Comparing Breezy to a traditional parallel debugger of high-performance applications such as gdb or dbx-like debuggers helps illustrate its purpose. Breezy operates one layer below a debugger. A debugger does not provide a programmable interface. Since Breezy makes the parallel program accessible to the client through an API, it is much more flexible than a debugger. In fact, the first use of Breezy was in a simple parallel debugger. The implementation was trivial, basically a GUI built on top of the Breezy API.

It also differs from a debugger in that it provides different functionality. It is specifically geared toward parallel data. Thus, only data of this type is known and can be access using Breezy, whereas a debugger keeps track of all data. Breezy streamlines extraction of parallel data and allows interesting interactions with that data.

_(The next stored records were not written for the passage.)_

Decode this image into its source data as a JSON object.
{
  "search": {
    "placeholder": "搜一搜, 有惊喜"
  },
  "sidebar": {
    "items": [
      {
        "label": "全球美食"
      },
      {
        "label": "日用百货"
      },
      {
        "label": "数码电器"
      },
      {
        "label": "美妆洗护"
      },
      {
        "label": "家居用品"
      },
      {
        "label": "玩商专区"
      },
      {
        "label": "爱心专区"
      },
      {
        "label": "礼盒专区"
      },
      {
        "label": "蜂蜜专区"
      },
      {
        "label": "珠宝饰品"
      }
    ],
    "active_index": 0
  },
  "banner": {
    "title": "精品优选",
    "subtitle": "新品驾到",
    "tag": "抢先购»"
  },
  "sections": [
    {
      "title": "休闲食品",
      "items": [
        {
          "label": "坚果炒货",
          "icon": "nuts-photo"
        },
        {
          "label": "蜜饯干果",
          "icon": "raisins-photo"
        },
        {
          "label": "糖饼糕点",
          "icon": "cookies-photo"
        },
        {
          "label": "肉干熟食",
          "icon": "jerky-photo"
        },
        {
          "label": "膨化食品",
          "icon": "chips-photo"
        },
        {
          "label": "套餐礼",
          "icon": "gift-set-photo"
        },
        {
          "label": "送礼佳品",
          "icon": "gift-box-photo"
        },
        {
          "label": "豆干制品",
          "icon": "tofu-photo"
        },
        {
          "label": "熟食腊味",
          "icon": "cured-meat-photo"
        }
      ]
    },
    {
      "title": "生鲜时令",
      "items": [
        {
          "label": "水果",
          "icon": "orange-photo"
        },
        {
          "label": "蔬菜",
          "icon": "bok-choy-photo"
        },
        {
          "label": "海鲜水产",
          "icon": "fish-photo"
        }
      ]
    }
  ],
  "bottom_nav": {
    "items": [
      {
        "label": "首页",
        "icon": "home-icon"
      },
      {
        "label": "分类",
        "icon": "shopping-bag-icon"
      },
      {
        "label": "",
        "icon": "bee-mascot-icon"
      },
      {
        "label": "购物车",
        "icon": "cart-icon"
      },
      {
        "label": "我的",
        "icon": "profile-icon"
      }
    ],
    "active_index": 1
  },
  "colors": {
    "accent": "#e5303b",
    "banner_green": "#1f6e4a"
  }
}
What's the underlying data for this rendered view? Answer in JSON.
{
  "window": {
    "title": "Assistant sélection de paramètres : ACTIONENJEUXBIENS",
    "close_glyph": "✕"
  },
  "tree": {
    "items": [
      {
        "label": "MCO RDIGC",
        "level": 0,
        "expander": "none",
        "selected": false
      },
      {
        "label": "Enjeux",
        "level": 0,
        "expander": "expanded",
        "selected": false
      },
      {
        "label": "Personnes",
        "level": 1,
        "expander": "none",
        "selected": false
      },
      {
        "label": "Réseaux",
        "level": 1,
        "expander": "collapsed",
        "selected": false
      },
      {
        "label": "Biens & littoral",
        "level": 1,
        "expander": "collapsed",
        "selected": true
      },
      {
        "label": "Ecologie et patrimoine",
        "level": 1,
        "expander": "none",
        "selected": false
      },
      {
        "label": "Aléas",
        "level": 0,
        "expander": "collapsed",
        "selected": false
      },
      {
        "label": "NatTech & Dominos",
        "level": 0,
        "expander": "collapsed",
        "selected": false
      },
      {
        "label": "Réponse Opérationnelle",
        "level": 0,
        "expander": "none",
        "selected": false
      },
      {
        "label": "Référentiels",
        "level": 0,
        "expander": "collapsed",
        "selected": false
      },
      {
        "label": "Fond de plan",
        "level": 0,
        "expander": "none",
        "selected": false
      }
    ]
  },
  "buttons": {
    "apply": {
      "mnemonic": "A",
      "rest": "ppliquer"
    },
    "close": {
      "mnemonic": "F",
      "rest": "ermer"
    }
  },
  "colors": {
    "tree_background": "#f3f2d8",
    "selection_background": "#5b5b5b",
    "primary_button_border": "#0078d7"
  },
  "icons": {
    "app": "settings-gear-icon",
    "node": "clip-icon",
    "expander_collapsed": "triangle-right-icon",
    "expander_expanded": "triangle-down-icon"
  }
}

Breezy also differs from most parallel debuggers in philosophy. Debuggers typically deal with symbol tables and pointers to all the data on each node or thread of execution. Thus, for each thread, a debugger window appears to address the variables in that thread. Breezy accesses data using the language. The philosophy of Breezy is to use the language constructs that exist already to get to parallel data. A single thread using these language-level constructs can access data from all other threads, just as any thread in the program itself would access data from other threads. This is how a single point of control is maintained, while allowing access to data on all nodes.